Harry knew whose name would come up before it did.

The certainty arrived quietly, the way it always did now—not as panic, not as alarm, but as a tightening behind the ribs. He felt it while the classroom buzzed with low conversation, while papers shuffled and chairs scraped, while the teacher stood at the front with her arms crossed and an expression that meant something had already gone wrong.

"Alright," she said. "We're going to sort this out."

A worksheet lay on her desk. Not just any worksheet—the one from last week, the one that had been returned with comments and corrections, the one that had somehow been copied and passed around with answers filled in.

Cheating.

The word wasn't spoken yet, but it hovered in the room.

"I don't want guesses," the teacher continued. "I want honesty."

Harry's gaze slid, involuntarily, to the back row.

Carter sat there, legs stretched out, face carefully blank. His pencil rolled lazily between his fingers. He didn't look worried.

Two seats over, the quiet student stared down at his desk, shoulders hunched, hands clenched too tightly around the edge.

Harry felt the line appear beneath his feet.

He knew what had happened.

Carter had taken the corrected worksheet—Harry's corrections, precise and careful—and copied them. He'd shared them around quietly, confident that no one would trace it back to him. When the teacher noticed the identical answers, the blame drifted the way it always did.

Toward the least defended person in the room.

The quiet student.

"I noticed," the teacher said, "that several of these papers match yours exactly."

She tapped the quiet student's desk.

"Can you explain that?"

The room went still.

Harry felt his pulse in his throat.

This was the moment.

If he spoke now, he wouldn't just be correcting a mistake. He would be accusing someone louder, more visible, more volatile. Carter wouldn't go quietly. He'd deny it. He'd get angry. He'd make noise.

Noise had consequences.

Harry had learned that.

"I—I shared my notes," the quiet student said finally, voice barely audible. "I didn't think—"

"That's not what I asked," the teacher said sharply. "Did you let others copy your work?"

The quiet student swallowed. "Yes."

Carter didn't react.

Harry waited.

One beat.

Two.

The line beneath his feet narrowed.

He thought about Lena's words.

Silence doesn't stay neutral forever.

He thought about Maria's voice.

Safer for who?

And still—he waited.

Because if he spoke, Carter would push back. Because if he spoke, the room would fracture. Because if he spoke, the teacher might not believe him.

Because if he spoke, it would be messy.

The teacher sighed. "That's disappointing. I expected better judgment."

The quiet student nodded, cheeks burning.

Carter smirked.

Something in Harry hardened—not anger, not fear, but a cold, precise clarity.

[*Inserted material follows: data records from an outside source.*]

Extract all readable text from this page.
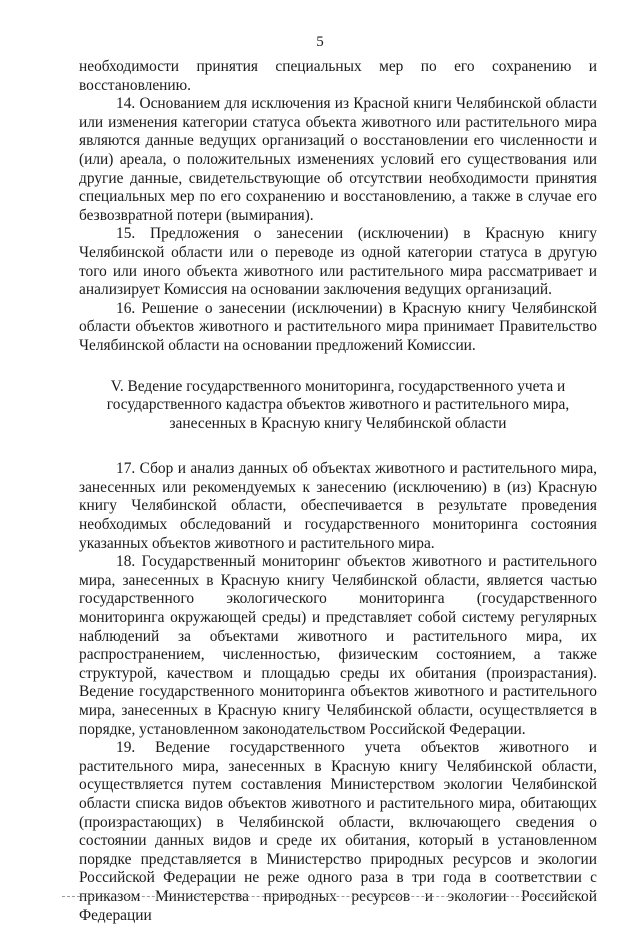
5

необходимости принятия специальных мер по его сохранению и восстановлению.

14. Основанием для исключения из Красной книги Челябинской области или изменения категории статуса объекта животного или растительного мира являются данные ведущих организаций о восстановлении его численности и (или) ареала, о положительных изменениях условий его существования или другие данные, свидетельствующие об отсутствии необходимости принятия специальных мер по его сохранению и восстановлению, а также в случае его безвозвратной потери (вымирания).

15. Предложения о занесении (исключении) в Красную книгу Челябинской области или о переводе из одной категории статуса в другую того или иного объекта животного или растительного мира рассматривает и анализирует Комиссия на основании заключения ведущих организаций.

16. Решение о занесении (исключении) в Красную книгу Челябинской области объектов животного и растительного мира принимает Правительство Челябинской области на основании предложений Комиссии.

V. Ведение государственного мониторинга, государственного учета и
государственного кадастра объектов животного и растительного мира,
занесенных в Красную книгу Челябинской области

17. Сбор и анализ данных об объектах животного и растительного мира, занесенных или рекомендуемых к занесению (исключению) в (из) Красную книгу Челябинской области, обеспечивается в результате проведения необходимых обследований и государственного мониторинга состояния указанных объектов животного и растительного мира.

18. Государственный мониторинг объектов животного и растительного мира, занесенных в Красную книгу Челябинской области, является частью государственного экологического мониторинга (государственного мониторинга окружающей среды) и представляет собой систему регулярных наблюдений за объектами животного и растительного мира, их распространением, численностью, физическим состоянием, а также структурой, качеством и площадью среды их обитания (произрастания). Ведение государственного мониторинга объектов животного и растительного мира, занесенных в Красную книгу Челябинской области, осуществляется в порядке, установленном законодательством Российской Федерации.

19. Ведение государственного учета объектов животного и растительного мира, занесенных в Красную книгу Челябинской области, осуществляется путем составления Министерством экологии Челябинской области списка видов объектов животного и растительного мира, обитающих (произрастающих) в Челябинской области, включающего сведения о состоянии данных видов и среде их обитания, который в установленном порядке представляется в Министерство природных ресурсов и экологии Российской Федерации не реже одного раза в три года в соответствии с приказом Министерства природных ресурсов и экологии Российской Федерации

This wasn't restraint anymore.

This was cover.

Silence was protecting the wrong person.

"Wait," Harry said.

The word landed like a dropped book.

The teacher turned, surprised. "Yes, Harry?"

Harry stood.

The room felt suddenly too bright, too open.

"I shared my corrections," he said. His voice didn't shake. "Carter took them."

Carter laughed. "What?"

"I showed you where the mistakes were," Harry continued, eyes fixed ahead. "You copied them and passed them around."

The teacher's expression shifted—not to certainty, but to caution.

"Is that true?" she asked.

Carter scoffed. "He's making it up. Why would I copy his work?"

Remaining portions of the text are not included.